Est-il possible de chiffrer ce décrochage ?
Sur la période 2012-2019, nous avons observé une certaine stabilité des parts : environ deux tiers des profits rémunèrent le travail, un tiers revient au capital. Entre 2022 et 2023, près de 30 milliards d’euros de valeur ajoutée pourraient se déplacer du travail vers le capital. Ce phénomène s’explique par l’inflation alors que des entreprises possèdent des pouvoirs de marché importants sur les biens et services comme le travail. Dans un contexte inflationniste, certaines entreprises ont pu relever leurs marges sans pour autant perdre significativement des clients ou des consommateurs.
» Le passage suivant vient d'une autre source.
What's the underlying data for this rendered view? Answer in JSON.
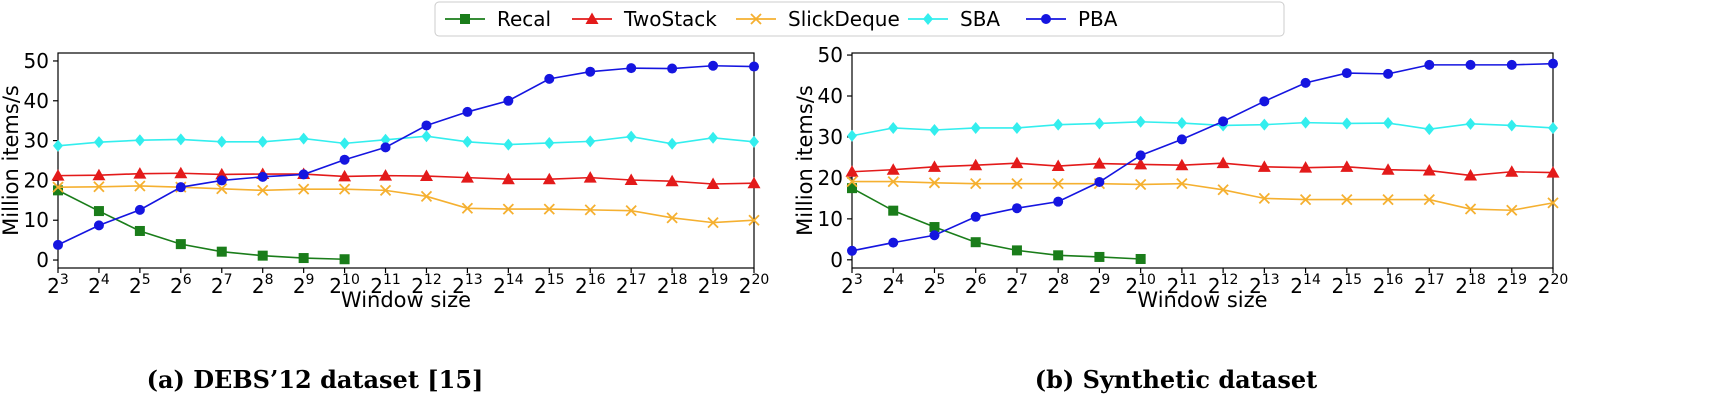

Ces nouveaux profits n’ont pas été fléchés vers la rémunération du travail. Parallèlement, les syndicats n’ont pas pu freiner cette évolution, et l’État n’a pas agi contre l’inflation par les profits. Il n’y a pas eu de taxation des superprofits.
Existe-t-il une possibilité de rééquilibrer le partage en faveur des salariés ?
Il y a deux possibilités pour redynamiser les salaires. La première solution, si l’on est libéral, c’est de rétablir une concurrence sur le marché du travail pour lutter contre les positions dominantes et lever les clauses de non-débauchage, qui freinent les augmentations de salaire. L’autre solution, c’est de renforcer le pouvoir de négociation des salariés, qui a été affaibli ces dernières années. Plus structurellement, le rôle des syndicats se pose. Ils doivent retrouver dans une société hyperconnectée, et pourtant fragmentée, un mode d’action collectif puissant vis-à-vis des employeurs, pour décrocher des augmentations de salaire.